On 09/03/2018 08:32, Reco wrote:
	Hi.

On Fri, Mar 09, 2018 at 03:34:27AM +0100, Jacques Rodary wrote:

;; AUTHORITY SECTION:
rodary.net.             600     IN      NS      .
rodary.net.             600     IN      NS      ns6.gandi.net.
Here is my new dnsmasq.conf:
    no-dhcp-interface=enp2s0
    auth-server=ns.rodary.net,88.170.1.143
    auth-zone=rodary.net
    auth-soa=2018022800,root.ns.rodary.net,10800,3600,10800
    auth-sec-servers=ns6.gandi.net
    dhcp-range=10.42.0.20,10.42.0.200,infinite
I added the auth-server line, and "dig in soa rodary.net" gives:
    ;; ANSWER SECTION:
    rodary.net.             600     IN      SOA     ns.rodary.net. root.ns.rodary.net. 2018022801 10800 3600             10800 600
    ;; AUTHORITY SECTION:
    rodary.net.             600     IN      NS      ns.rodary.net.
    rodary.net.             600     IN      NS      ns6.gandi.net.
    ;; Query time: 0 msec
    ;; SERVER: 88.170.1.143#53(88.170.1.143)
which means ns.rodary.net is SOA of my zone and ns6.gandi.net is slave server.

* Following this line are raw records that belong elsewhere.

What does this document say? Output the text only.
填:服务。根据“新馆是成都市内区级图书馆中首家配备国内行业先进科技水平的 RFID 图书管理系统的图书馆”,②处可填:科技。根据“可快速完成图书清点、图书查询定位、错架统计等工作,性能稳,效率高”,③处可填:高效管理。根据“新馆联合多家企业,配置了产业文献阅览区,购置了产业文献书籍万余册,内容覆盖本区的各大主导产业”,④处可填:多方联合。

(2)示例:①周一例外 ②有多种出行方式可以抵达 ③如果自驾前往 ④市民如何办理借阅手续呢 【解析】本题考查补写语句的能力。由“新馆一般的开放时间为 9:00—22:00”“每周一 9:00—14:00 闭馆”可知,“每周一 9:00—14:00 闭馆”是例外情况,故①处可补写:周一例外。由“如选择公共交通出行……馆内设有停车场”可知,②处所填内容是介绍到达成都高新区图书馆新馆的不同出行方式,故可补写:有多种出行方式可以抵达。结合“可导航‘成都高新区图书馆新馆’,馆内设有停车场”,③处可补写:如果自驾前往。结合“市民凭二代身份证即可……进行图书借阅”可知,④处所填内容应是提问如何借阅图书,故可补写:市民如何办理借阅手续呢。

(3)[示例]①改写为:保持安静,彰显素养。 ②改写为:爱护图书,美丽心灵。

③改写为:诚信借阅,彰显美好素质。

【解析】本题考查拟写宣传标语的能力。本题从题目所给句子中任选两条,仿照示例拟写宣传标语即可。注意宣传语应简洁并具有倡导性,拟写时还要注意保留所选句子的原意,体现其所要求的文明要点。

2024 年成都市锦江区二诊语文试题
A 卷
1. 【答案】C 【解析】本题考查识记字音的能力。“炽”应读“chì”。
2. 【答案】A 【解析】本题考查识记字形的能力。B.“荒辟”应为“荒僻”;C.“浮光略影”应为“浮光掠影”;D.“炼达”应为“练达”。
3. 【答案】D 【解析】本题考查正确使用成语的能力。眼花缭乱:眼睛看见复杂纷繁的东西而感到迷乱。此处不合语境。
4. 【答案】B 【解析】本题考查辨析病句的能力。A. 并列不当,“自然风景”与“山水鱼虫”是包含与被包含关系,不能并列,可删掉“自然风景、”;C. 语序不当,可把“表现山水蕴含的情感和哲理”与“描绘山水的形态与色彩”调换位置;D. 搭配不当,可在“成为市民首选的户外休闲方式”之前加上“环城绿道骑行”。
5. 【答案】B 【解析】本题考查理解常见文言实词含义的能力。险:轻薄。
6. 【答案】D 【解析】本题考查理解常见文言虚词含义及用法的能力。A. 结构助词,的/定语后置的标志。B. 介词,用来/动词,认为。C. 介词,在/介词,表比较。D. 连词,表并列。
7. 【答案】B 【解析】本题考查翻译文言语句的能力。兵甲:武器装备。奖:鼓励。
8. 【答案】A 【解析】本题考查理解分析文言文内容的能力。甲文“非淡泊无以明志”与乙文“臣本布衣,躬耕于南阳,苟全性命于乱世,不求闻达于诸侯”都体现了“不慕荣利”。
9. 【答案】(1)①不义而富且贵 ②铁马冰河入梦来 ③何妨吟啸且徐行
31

Without master server the root zone "." servers were authoritative for my zone (as they are for all zones).
Hate to break it to you, but it seems to fail for everyone else.
Today "dig in soa rodary.net" gives me SERVFAIL.
Tell me please if it works now.
and even if I don't quite understand why "." (the root) is my secondary
server, I suppose it means  I succeeded to have my host as a stealth server!
I believe that it means that somehow you're announcing authority on root
domain. I would advise against it.
No, root servers announced authority on rodary.net, since nobody else delegated this authority.
I don't understand quite well how NetworkManager works.
I don't understand it either, but frankly I don't need to. IP adresses,
routing table and packet flow are the state of the kernel. Using
always-running userland tool for their configuration *may* be
appropriate in certain cases (DHCP, anyone?), but for your typical
server environment such cases do not apply.
That said, for your typical server environment nothing beats ifupdown.
So my advice is - if you need a predictable behaviour - you exterminate
NetworkManager, connman and other fancy toys, and stick to the ifupdown,
or maybe systemd-networkd.
I may do that soon. Thanks for your precious help.